Wednesday 29 June 2016

Buzzfeed is on the case #plot #coup #Corbyn #Blair #Chilcot

I am now running about a day late as I am catching up with other things.

But BuzzFeed is keeping up. Tweets search find this

 3 hours ago3 hours agoThis theory that the anti-Corbyn coup is the work of Portland Communications is absolutely blowing up on Facebook.

Links to Canary story that looks to be well researched. The claim is that Portland Communications is organising more than just a video or a heckle. This might explain why the Parliamentary Labour Party seems to behave with on challenging leader and prefers to vote in secret. It might just be background PR drift without a known leader or plan. who knows but something will become clear soon.

Also on Twitter a clip from the Sunday Politics yesterday. Paul Mason talks about a Blairite coup and seems to know something. Having now watched it all I notice Jo Coburn asks about the Corbyn weakness during the referendum as if iot was a fact. The Today prog refused Dianne Abbott a chance to refute this. Now Cameron has blamed Corbyn in the Commons. Will the BBC allow some space to investigate what actually happened?

Sorry if this blog is becoming a bit partisan. It started as a comment on what happened during the referendum. Now that story is disputed so the blog is about versions of what was covered in the earlier posts.

Paul Mason suggests that Corbyn was opposed to the decision that Alistair Darling share a platform with George Osborne.

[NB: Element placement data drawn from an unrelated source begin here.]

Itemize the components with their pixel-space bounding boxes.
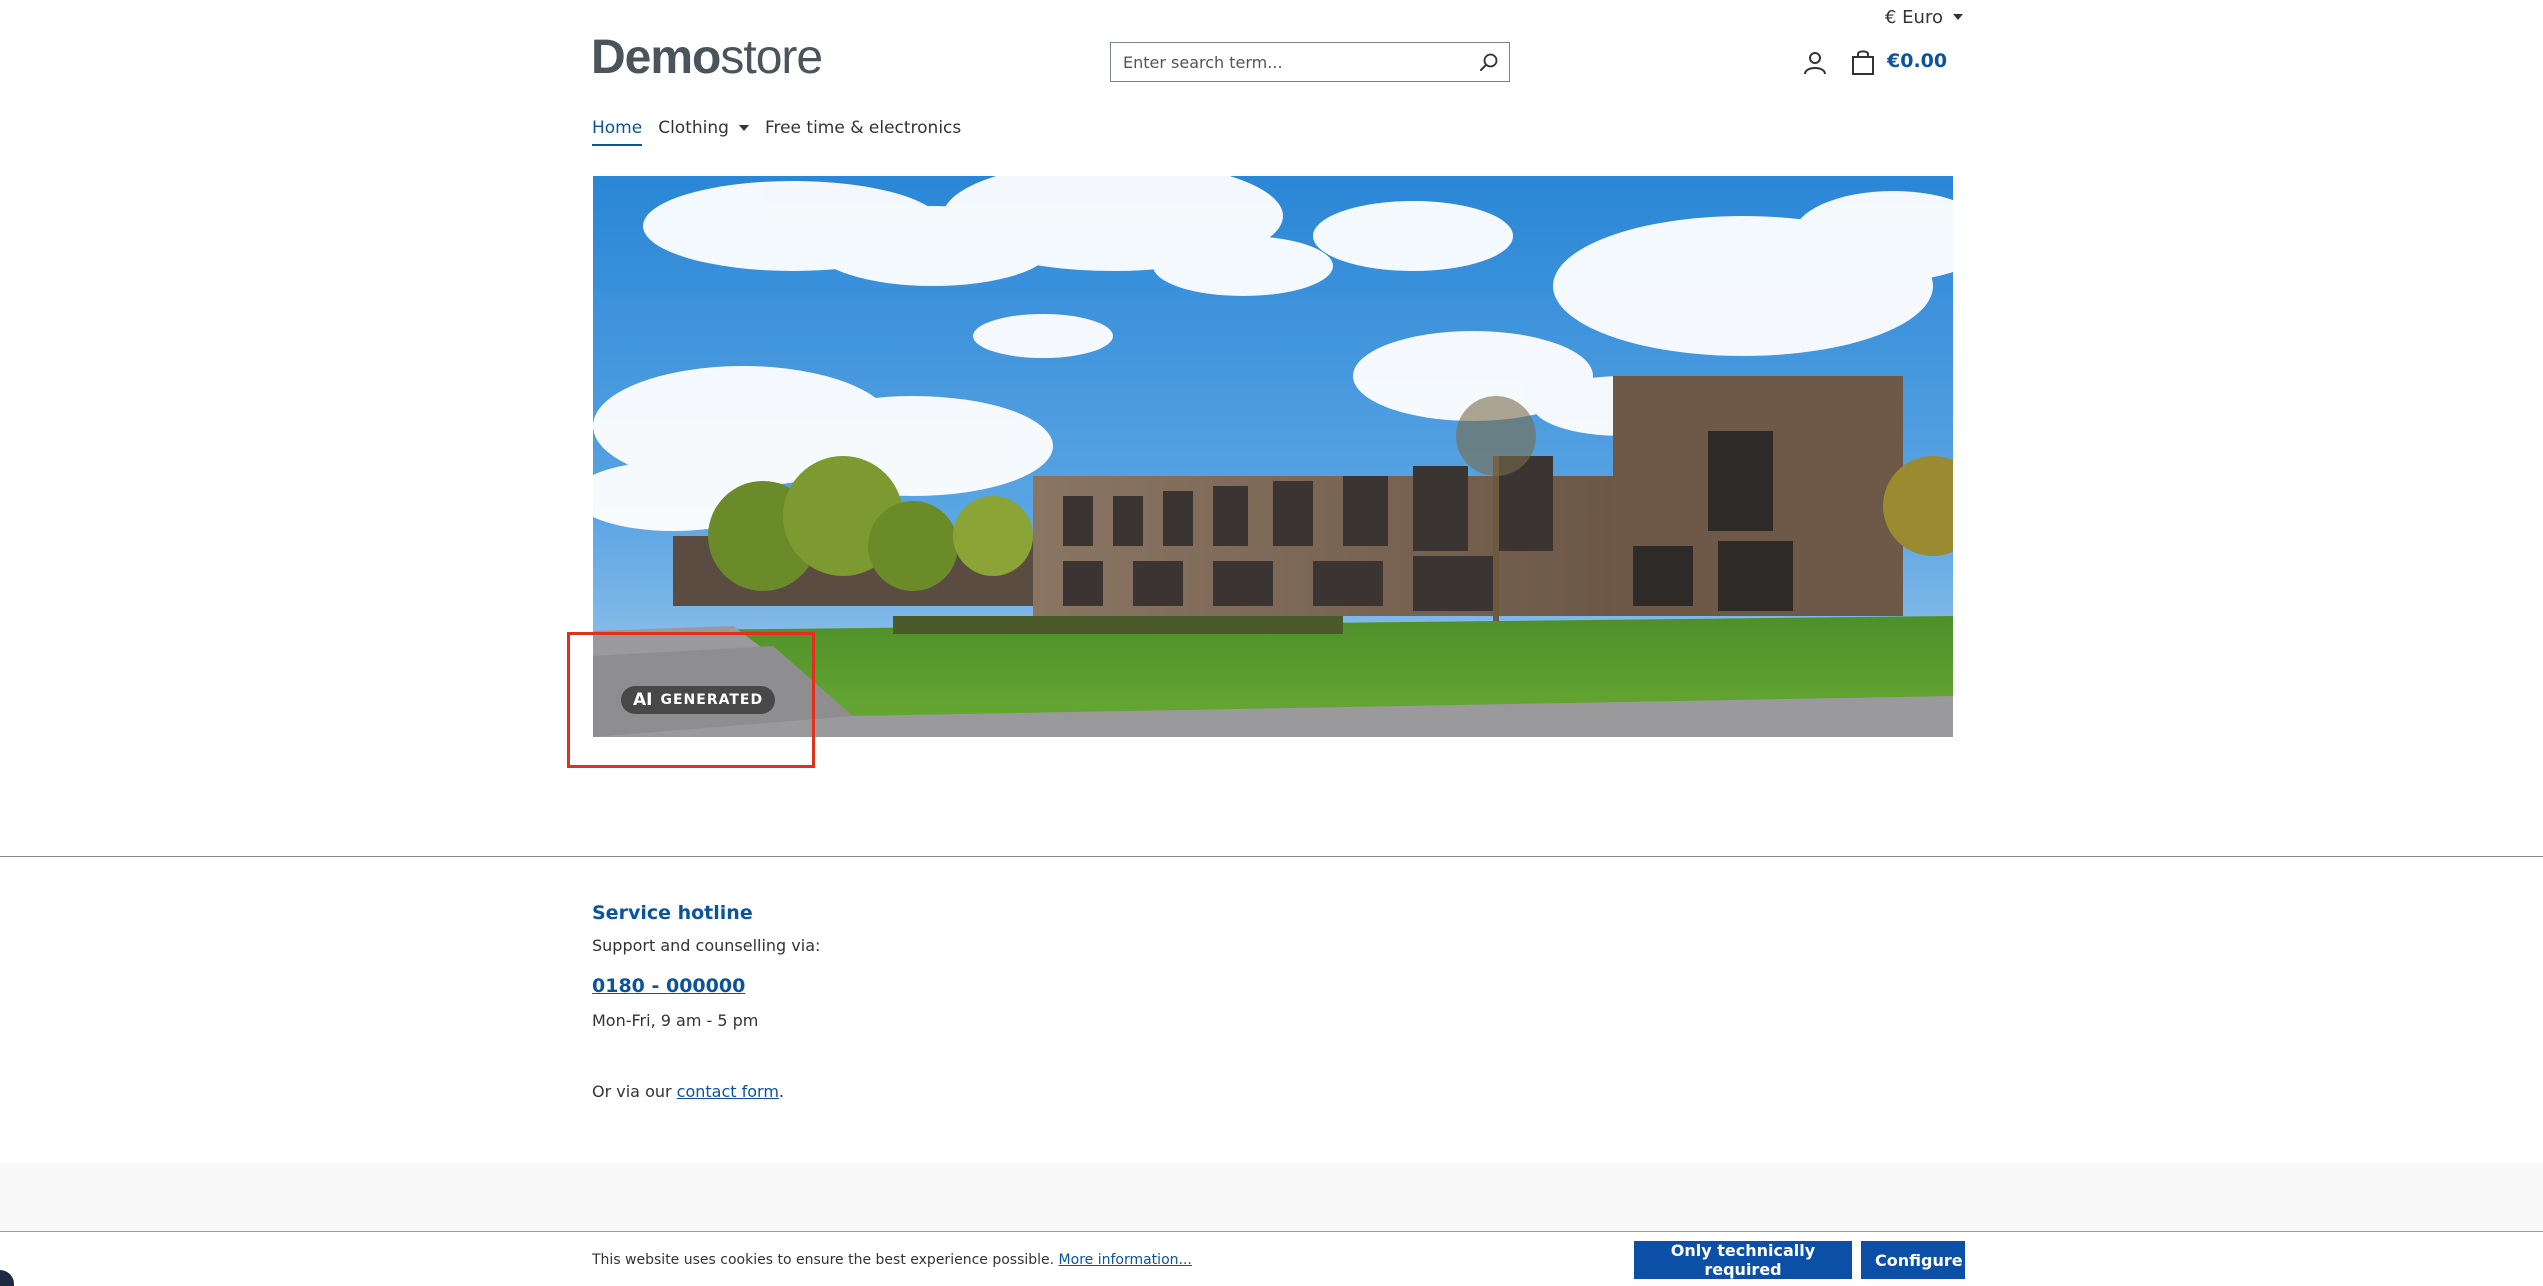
cart-button[interactable] xyxy=(1850,48,1876,76)
more-information-link[interactable]: More information... xyxy=(1059,1252,1192,1268)
currency-selector[interactable]: € Euro xyxy=(1885,4,1963,30)
search-input[interactable] xyxy=(1111,44,1469,80)
footer-band xyxy=(0,1163,2543,1231)
cookie-message: This website uses cookies to ensure the … xyxy=(592,1252,1059,1268)
search-button[interactable] xyxy=(1469,43,1509,81)
nav-item-label: Free time & electronics xyxy=(764,118,962,138)
logo-bold: Demo xyxy=(591,31,721,84)
cookie-text: This website uses cookies to ensure the … xyxy=(592,1252,1192,1268)
contact-suffix: . xyxy=(778,1082,785,1101)
contact-line: Or via our contact form. xyxy=(592,1082,820,1101)
support-text: Support and counselling via: xyxy=(592,936,821,955)
cart-icon xyxy=(1852,50,1874,75)
opening-hours: Mon-Fri, 9 am - 5 pm xyxy=(592,1011,759,1030)
phone-link[interactable]: 0180 - 000000 xyxy=(592,975,820,997)
caret-down-icon xyxy=(738,125,749,131)
currency-label: € Euro xyxy=(1885,6,1943,28)
nav-item-clothing[interactable]: Clothing xyxy=(658,116,749,144)
main-navigation: Home Clothing Free time & electronics xyxy=(592,116,977,146)
highlight-box xyxy=(567,632,815,768)
nav-item-label: Home xyxy=(592,118,643,138)
footer-service: Service hotline Support and counselling … xyxy=(592,902,820,1101)
configure-button[interactable]: Configure xyxy=(1861,1241,1965,1279)
logo-light: store xyxy=(720,31,823,84)
nav-item-label: Clothing xyxy=(658,118,729,138)
contact-prefix: Or via our xyxy=(592,1082,677,1101)
account-button[interactable] xyxy=(1802,50,1828,76)
cookie-bar: This website uses cookies to ensure the … xyxy=(0,1231,2543,1286)
nav-item-free-time-electronics[interactable]: Free time & electronics xyxy=(765,116,961,144)
footer-divider xyxy=(0,856,2543,857)
caret-down-icon xyxy=(1952,14,1963,20)
search-icon xyxy=(1480,53,1498,71)
search-box xyxy=(1110,42,1510,82)
contact-form-link[interactable]: contact form xyxy=(677,1082,779,1101)
only-technically-required-button[interactable]: Only technically required xyxy=(1634,1241,1852,1279)
nav-item-home[interactable]: Home xyxy=(592,116,643,146)
account-icon xyxy=(1804,52,1826,75)
store-logo[interactable]: Demostore xyxy=(591,30,823,86)
cart-total[interactable]: €0.00 xyxy=(1887,50,1947,72)
page: € Euro Demostore €0.00 Home xyxy=(0,0,2543,1286)
service-hotline-title: Service hotline xyxy=(592,902,753,924)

Maybe someone at the BBC has copies of the emails. As memory serves the consequence was that Osborne used Darling as a defence when the Today prog pointed out that the Brexit Tory MPs would oppose any such budget. So they seemed to be the NHS supporters and Labour the backers of the "catastrophists" as Corby has described them.

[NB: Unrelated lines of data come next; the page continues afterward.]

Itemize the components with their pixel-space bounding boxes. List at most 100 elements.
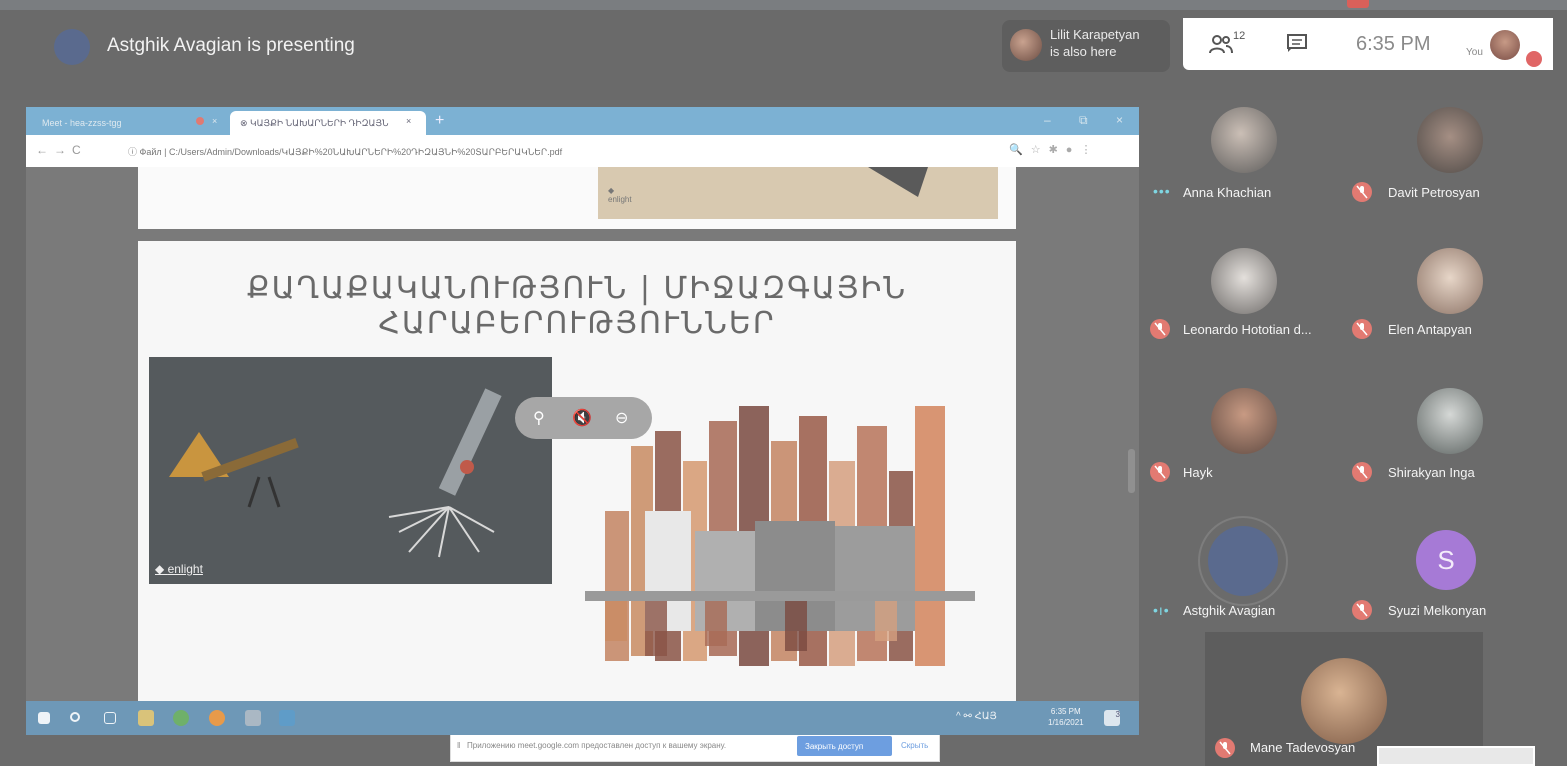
address-bar-row: ←→C ⓘ Файл | C:/Users/Admin/Downloads/ԿԱ… bbox=[26, 135, 1139, 167]
self-view-thumbnail[interactable] bbox=[1377, 746, 1535, 766]
pin-icon[interactable]: ⚲ bbox=[533, 408, 545, 428]
you-avatar[interactable] bbox=[1490, 30, 1520, 60]
menu-icon[interactable]: ⋮ bbox=[1080, 144, 1099, 156]
more-options-icon[interactable]: ••• bbox=[1153, 183, 1171, 199]
remove-icon[interactable]: ⊖ bbox=[615, 408, 628, 428]
also-here-notice[interactable]: Lilit Karapetyan is also here bbox=[1002, 20, 1170, 72]
address-bar-icons[interactable]: 🔍☆✱●⋮ bbox=[1009, 143, 1099, 156]
system-tray[interactable]: ^ ⚯ ՀԱՅ bbox=[956, 711, 997, 722]
avatar bbox=[1211, 388, 1277, 454]
top-edge bbox=[0, 0, 1567, 10]
address-bar[interactable]: ⓘ Файл | C:/Users/Admin/Downloads/ԿԱՅՔԻ%… bbox=[128, 145, 562, 158]
tab-row: Meet - hea-zzss-tgg × ⊗ ԿԱՅՔԻ ՆԱԽԱՐՆԵՐԻ … bbox=[26, 107, 1139, 135]
avatar bbox=[1417, 248, 1483, 314]
participant-name: Hayk bbox=[1183, 465, 1213, 480]
enlight-logo-text: enlight bbox=[167, 562, 203, 576]
minimize-icon[interactable]: – bbox=[1044, 113, 1051, 127]
participant-name: Leonardo Hototian d... bbox=[1183, 322, 1312, 337]
chat-icon[interactable] bbox=[1287, 34, 1307, 52]
muted-mic-icon bbox=[1352, 600, 1372, 620]
extension-icon[interactable]: ✱ bbox=[1049, 144, 1066, 156]
windows-start-icon[interactable] bbox=[38, 712, 50, 724]
file-explorer-icon[interactable] bbox=[138, 710, 154, 726]
stop-sharing-button[interactable]: Закрыть доступ bbox=[797, 736, 892, 756]
muted-mic-icon bbox=[1150, 462, 1170, 482]
pdf-tab-label: ԿԱՅՔԻ ՆԱԽԱՐՆԵՐԻ ԴԻԶԱՅՆ bbox=[250, 118, 389, 128]
speaking-indicator-icon: •ı• bbox=[1153, 602, 1170, 618]
meeting-clock: 6:35 PM bbox=[1356, 33, 1431, 55]
also-here-name: Lilit Karapetyan bbox=[1050, 27, 1140, 42]
search-icon[interactable] bbox=[70, 712, 80, 722]
meeting-info-panel: 12 6:35 PM You bbox=[1183, 18, 1553, 70]
chrome-icon[interactable] bbox=[173, 710, 189, 726]
slide-previous-logo: ◆ enlight bbox=[608, 186, 632, 204]
weapon-image: ◆ enlight bbox=[149, 357, 552, 584]
avatar bbox=[1301, 658, 1387, 744]
slide-previous: ◆ enlight bbox=[138, 167, 1016, 229]
window-close-icon[interactable]: × bbox=[1116, 113, 1123, 127]
info-icon: ⓘ bbox=[128, 147, 140, 157]
avatar bbox=[1208, 526, 1278, 596]
pdf-viewer: ◆ enlight ՔԱՂԱՔԱԿԱՆՈՒԹՅՈՒՆ | ՄԻՋԱԶԳԱՅԻՆ Հ… bbox=[26, 167, 1139, 762]
url-prefix: Файл bbox=[139, 147, 162, 157]
share-message: Приложению meet.google.com предоставлен … bbox=[467, 741, 727, 750]
recording-indicator bbox=[1347, 0, 1369, 8]
taskbar-date: 1/16/2021 bbox=[1048, 718, 1084, 727]
shared-browser-chrome: Meet - hea-zzss-tgg × ⊗ ԿԱՅՔԻ ՆԱԽԱՐՆԵՐԻ … bbox=[26, 107, 1139, 167]
maximize-icon[interactable]: ⧉ bbox=[1079, 113, 1088, 128]
star-icon[interactable]: ☆ bbox=[1031, 144, 1049, 156]
nav-arrows-icon[interactable]: ←→C bbox=[36, 143, 87, 157]
city-collage-image bbox=[585, 401, 981, 701]
lilit-avatar bbox=[1010, 29, 1042, 61]
slide-current: ՔԱՂԱՔԱԿԱՆՈՒԹՅՈՒՆ | ՄԻՋԱԶԳԱՅԻՆ ՀԱՐԱԲԵՐՈՒԹ… bbox=[138, 241, 1016, 762]
tab-pdf[interactable]: ⊗ ԿԱՅՔԻ ՆԱԽԱՐՆԵՐԻ ԴԻԶԱՅՆ × bbox=[230, 111, 426, 135]
participant-count: 12 bbox=[1233, 30, 1246, 42]
close-icon[interactable]: × bbox=[406, 116, 411, 126]
muted-mic-icon bbox=[1352, 182, 1372, 202]
task-view-icon[interactable] bbox=[104, 712, 116, 724]
people-icon[interactable] bbox=[1209, 33, 1233, 55]
enlight-logo: ◆ enlight bbox=[155, 562, 203, 576]
you-label: You bbox=[1466, 47, 1483, 58]
muted-mic-icon bbox=[1352, 462, 1372, 482]
photos-icon[interactable] bbox=[279, 710, 295, 726]
meet-tab-label: Meet - hea-zzss-tgg bbox=[42, 118, 122, 128]
viewer-scrollbar[interactable] bbox=[1128, 449, 1135, 493]
avatar bbox=[1417, 107, 1483, 173]
recording-dot-icon bbox=[196, 117, 204, 125]
slide-previous-image: ◆ enlight bbox=[598, 167, 998, 219]
presenter-avatar bbox=[54, 29, 90, 65]
zoom-icon[interactable]: 🔍 bbox=[1009, 144, 1031, 156]
muted-mic-icon bbox=[1150, 319, 1170, 339]
language-indicator[interactable]: ՀԱՅ bbox=[975, 711, 997, 722]
drag-handle-icon[interactable]: ‖ bbox=[457, 741, 460, 750]
windows-taskbar: ^ ⚯ ՀԱՅ 6:35 PM 1/16/2021 3 bbox=[26, 701, 1139, 735]
avatar bbox=[1211, 248, 1277, 314]
also-here-suffix: is also here bbox=[1050, 44, 1117, 59]
presenter-status-text: Astghik Avagian is presenting bbox=[107, 35, 355, 56]
new-tab-icon[interactable]: + bbox=[435, 112, 444, 130]
network-icon[interactable]: ⚯ bbox=[963, 711, 974, 722]
notification-icon[interactable]: 3 bbox=[1104, 710, 1120, 726]
close-icon[interactable]: × bbox=[212, 116, 217, 126]
app-icon[interactable] bbox=[245, 710, 261, 726]
slide-title: ՔԱՂԱՔԱԿԱՆՈՒԹՅՈՒՆ | ՄԻՋԱԶԳԱՅԻՆ ՀԱՐԱԲԵՐՈՒԹ… bbox=[246, 271, 908, 341]
participant-name: Davit Petrosyan bbox=[1388, 185, 1480, 200]
muted-mic-icon bbox=[1215, 738, 1235, 758]
participant-name: Shirakyan Inga bbox=[1388, 465, 1475, 480]
participant-name: Elen Antapyan bbox=[1388, 322, 1472, 337]
taskbar-clock[interactable]: 6:35 PM 1/16/2021 bbox=[1048, 706, 1084, 728]
meeting-top-bar: Astghik Avagian is presenting Lilit Kara… bbox=[0, 0, 1567, 100]
hide-button[interactable]: Скрыть bbox=[901, 741, 928, 750]
profile-icon[interactable]: ● bbox=[1066, 144, 1081, 156]
participant-name: Syuzi Melkonyan bbox=[1388, 603, 1487, 618]
also-here-text: Lilit Karapetyan is also here bbox=[1050, 26, 1140, 60]
city-collage bbox=[585, 406, 975, 666]
firefox-icon[interactable] bbox=[209, 710, 225, 726]
you-mute-icon bbox=[1526, 51, 1542, 67]
globe-icon: ⊗ bbox=[240, 118, 251, 128]
muted-mic-icon bbox=[1352, 319, 1372, 339]
tab-meet[interactable]: Meet - hea-zzss-tgg × bbox=[32, 111, 232, 135]
mute-icon[interactable]: 🔇 bbox=[572, 408, 592, 428]
avatar bbox=[1211, 107, 1277, 173]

Gordon Brown writes in the Guardian

Yet every time migration threatened to become a headline issue, the remain campaign escalated the rhetoric about post-EU doom, and so the extravagant leave claims about migration went unanswered.

Well, is there any research on how the public or Labour voters responded to Alistair Darling? Labour is in trouble but not everything can be the fault of Jeremy Corbyn. See previous posts for why I think his strength in social media is better than the newspapers suppose. Time will tell, quite soon.

Chilcot report mentioned in Commons but no link yet to Labour Leadership Election. My guess is that Corbyn will still be leader when the report is published.